At this time, many homeless organizations in an effort to not contaminate the entire shelter population will immediately evict homeless people that come back drunk or high.  This denies the science of addiction, which usually involves relapses.  Take away privileges, begin eviction proceedings but do not line housing to social services.  Even if the individual is given thirty day notice to leave, the shelter should attempt to relocate them to a treatment center or similar facility.

  • ·  Communities should adopt a living wage tied to the cost of housing for all jobs in the region.

Studies have found people have to work 80 hours at minimum wage or find jobs to pay $10.00 per hour to afford the fair market rent in Ohio.  Communities need to require employers to pay adults an income tied to the fair market rent, which are updated yearly.  A component of this is to deal with plantation and exploitative nature of the temporary labor organizations in urban centers.  Low skilled workers need an alternative in order to break the cycle of poverty.

  • ·  Communities need to provide access to information and technology.

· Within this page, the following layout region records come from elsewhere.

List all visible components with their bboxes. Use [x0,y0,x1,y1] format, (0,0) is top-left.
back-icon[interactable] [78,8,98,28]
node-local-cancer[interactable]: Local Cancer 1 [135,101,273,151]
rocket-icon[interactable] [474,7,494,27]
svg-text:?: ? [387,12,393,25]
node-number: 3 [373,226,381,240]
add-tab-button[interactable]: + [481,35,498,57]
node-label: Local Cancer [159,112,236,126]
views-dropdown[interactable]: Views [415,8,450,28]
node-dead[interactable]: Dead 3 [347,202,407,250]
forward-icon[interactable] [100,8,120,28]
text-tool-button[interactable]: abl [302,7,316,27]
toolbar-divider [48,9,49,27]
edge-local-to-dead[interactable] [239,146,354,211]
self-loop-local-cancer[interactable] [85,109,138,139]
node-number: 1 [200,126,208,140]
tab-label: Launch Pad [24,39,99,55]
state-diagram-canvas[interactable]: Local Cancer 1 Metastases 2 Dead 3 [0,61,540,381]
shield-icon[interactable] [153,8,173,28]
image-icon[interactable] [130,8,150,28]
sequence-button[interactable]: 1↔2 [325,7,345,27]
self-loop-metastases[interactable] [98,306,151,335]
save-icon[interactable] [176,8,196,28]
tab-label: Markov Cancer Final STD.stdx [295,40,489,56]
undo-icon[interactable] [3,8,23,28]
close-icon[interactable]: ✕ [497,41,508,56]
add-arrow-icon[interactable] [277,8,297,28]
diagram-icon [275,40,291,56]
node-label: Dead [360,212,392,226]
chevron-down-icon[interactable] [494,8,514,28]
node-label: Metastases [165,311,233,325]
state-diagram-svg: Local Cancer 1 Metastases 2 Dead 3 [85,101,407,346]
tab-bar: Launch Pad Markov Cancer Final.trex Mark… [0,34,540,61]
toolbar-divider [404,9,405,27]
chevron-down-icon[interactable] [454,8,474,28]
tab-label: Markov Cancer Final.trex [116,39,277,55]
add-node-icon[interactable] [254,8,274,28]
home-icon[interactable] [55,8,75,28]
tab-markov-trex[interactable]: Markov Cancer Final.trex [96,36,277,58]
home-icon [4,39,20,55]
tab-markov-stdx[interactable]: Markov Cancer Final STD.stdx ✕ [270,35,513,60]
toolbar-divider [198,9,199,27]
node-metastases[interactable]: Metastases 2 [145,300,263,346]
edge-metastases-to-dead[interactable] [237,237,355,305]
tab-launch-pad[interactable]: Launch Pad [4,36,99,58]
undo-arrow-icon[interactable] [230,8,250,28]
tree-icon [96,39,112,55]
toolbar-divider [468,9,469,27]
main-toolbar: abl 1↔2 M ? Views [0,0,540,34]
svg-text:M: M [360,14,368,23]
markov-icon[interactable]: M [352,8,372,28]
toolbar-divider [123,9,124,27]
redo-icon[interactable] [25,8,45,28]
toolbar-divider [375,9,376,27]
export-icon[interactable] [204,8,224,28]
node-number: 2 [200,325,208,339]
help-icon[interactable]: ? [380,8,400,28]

Most cities have resources to assist homeless people but do not have an effective way to distribute information about those services.  Homeless people need places to go to get access to information and technology and learning centers.

  • ·  Agencies must be held to performance standards that place people in housing.

To often we allow social services get a pass because of their good deeds, but never are asked for proving their impact on the community.  Homeless service providers must be held to a standard that requires them to place clients that seek help into housing with annual performance goals.  There also must be an attempt to move people as fast as possible out of the homeless situation.  Shelters are not always the answer for homeless people.  Many people can be successful with a less intrusive level of intervention.  Studies have shown that families and those with mental illness can be more successful going directly into housing support services.

  • ·  We all must lean to forgive and forget.

We consistently, over the last ten years, have moved to punishing an individual for life for mistakes.  Felons, people with poor credit, and those with previous evictions are punished by not being extended housing and even employment.  Those who serve their time or seek legal relief from their debts should not be forced into a homeless situation for life.  Communities must figure out ways for those that make mistakes to reintegrate into society.  It serves no one to continue to punish these individuals so that these individuals are desperate or depressed or both.

  • ·  Access to comprehensive health care and prevention care is critical.

We have seen a growth in the medically indigent that sacrifice there housing for medicine or for an expensive operation.  Universal health care would solve this problem, but short of that communities need to develop special protocols for homeless people who are in need of medical treatment.

  • ·  Massive increases in Mental Health counseling needed for low income individuals.

Too often we treat the triggering factor for an individual’s homelessness, but we never get around to treating the reason the individual turned to drugs or crime.  There is such a huge demand for mental health counseling most communities have prioritized only those with a severe mental illness (those who are a danger to themselves or other,) as deserving of counseling and support.  States need to adopt mental health parity so that individuals will get the same health coverage for mental illness as with other health problems.  By adding counseling services for people with any depression, personality disorders, and other obstacles to stability, we will all live in a healthier community.  People could work through the anxiety and rage from a history of sexual abuse or child abuse.

 This was developed by the Homeless Coalition through regular meetings with homeless people.